To the editor: After reading various articles on raves in Southern California, I was surprised to find out that medical crews apparently are not routinely available onsite at these events. (“Raves’ problems roam, “ Aug. 3)
When I attended Day on the Green concerts in Oakland during the 1970s, the concert promoter always had medics onsite from the local free clinic to treat overdoses and other health issues among concert goers.
At a minimum, defibrillators should be available at raves.
Jane Steinberg, Culver City
To the editor: Whether it’s 1970, 1990 or today, the song remains the same: kids want to party.
Communities want to make money.
Everyone in the communities that host these events are saddened by the deaths, but at the end of the day we choose easy answers.

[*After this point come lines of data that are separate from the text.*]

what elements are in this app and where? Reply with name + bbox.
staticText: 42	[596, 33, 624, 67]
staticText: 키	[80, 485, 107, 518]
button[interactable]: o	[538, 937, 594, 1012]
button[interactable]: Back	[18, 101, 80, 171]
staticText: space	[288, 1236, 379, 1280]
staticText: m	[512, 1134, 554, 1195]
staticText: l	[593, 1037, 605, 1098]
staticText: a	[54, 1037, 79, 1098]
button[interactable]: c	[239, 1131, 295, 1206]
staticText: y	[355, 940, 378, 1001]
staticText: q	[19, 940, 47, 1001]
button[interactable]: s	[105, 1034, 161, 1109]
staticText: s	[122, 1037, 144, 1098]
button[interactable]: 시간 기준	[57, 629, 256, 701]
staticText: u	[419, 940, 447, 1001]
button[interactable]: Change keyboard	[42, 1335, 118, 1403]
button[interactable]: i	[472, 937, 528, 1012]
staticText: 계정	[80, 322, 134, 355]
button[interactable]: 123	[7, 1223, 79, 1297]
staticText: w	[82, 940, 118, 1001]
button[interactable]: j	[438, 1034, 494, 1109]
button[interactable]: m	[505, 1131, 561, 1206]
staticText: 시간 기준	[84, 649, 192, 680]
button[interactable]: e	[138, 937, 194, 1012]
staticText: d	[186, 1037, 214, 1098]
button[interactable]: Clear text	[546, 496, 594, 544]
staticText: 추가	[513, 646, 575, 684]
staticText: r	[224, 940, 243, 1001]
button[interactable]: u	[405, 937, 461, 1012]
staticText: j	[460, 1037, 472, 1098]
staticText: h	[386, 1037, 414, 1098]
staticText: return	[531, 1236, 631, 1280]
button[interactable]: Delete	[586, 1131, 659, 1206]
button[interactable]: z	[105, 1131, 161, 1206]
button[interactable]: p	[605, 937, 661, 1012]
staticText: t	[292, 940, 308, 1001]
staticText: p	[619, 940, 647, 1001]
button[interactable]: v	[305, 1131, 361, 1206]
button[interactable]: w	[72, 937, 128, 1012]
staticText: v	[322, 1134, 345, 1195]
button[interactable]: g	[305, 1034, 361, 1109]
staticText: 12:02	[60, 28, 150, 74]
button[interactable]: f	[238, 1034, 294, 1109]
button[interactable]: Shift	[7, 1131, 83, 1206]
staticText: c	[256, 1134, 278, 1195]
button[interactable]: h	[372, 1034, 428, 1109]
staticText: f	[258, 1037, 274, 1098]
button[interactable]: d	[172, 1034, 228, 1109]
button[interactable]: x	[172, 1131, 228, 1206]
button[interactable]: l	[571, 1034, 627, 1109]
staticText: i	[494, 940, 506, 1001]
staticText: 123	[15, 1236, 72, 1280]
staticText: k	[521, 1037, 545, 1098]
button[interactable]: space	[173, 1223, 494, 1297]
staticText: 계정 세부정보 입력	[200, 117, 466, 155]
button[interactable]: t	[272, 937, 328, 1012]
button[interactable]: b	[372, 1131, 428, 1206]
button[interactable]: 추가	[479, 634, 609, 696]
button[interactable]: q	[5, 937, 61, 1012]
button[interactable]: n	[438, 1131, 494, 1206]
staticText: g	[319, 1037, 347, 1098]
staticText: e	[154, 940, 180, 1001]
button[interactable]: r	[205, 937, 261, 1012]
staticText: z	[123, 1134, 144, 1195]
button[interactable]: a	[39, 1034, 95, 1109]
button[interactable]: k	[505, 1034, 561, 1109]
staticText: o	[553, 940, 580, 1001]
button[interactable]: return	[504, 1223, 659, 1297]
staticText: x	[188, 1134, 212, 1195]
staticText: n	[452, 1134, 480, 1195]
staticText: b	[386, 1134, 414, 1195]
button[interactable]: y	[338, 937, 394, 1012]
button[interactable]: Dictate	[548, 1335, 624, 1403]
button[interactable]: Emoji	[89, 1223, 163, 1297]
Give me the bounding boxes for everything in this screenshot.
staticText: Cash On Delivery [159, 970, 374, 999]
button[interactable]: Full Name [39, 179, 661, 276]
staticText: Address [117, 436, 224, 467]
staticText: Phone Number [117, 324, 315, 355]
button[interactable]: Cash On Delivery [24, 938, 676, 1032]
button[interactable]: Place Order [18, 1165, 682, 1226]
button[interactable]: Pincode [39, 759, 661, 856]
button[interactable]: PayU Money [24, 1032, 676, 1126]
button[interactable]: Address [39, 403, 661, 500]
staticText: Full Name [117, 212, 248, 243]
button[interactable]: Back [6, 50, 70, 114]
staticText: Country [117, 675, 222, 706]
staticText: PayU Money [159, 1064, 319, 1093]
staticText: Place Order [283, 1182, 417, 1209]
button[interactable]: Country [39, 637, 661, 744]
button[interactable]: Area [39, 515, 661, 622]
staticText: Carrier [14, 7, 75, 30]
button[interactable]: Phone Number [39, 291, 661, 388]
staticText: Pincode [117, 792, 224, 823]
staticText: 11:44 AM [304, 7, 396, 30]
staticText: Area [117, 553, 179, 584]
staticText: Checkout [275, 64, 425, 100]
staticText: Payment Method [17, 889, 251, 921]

We criminalize drug culture, and leave the making of drugs to criminals who care nothing for the users.
In an increasingly isolating and self-centered media and cultural landscape, young peoples’ desire to find alternative experiences (drugs) will continue to grow.
Rale Sidebottom, Woodland Hills
To the editor: Forget about the146,997 people that you’re going to deny the fun of a summer concert because three people took drugs irresponsibly.
Exactly what do we expect the concert organizer to do about these three people?
This proactive attitude to regulate raves is like banning swimming on public beaches because someone might drown — regardless of the lifeguards on duty.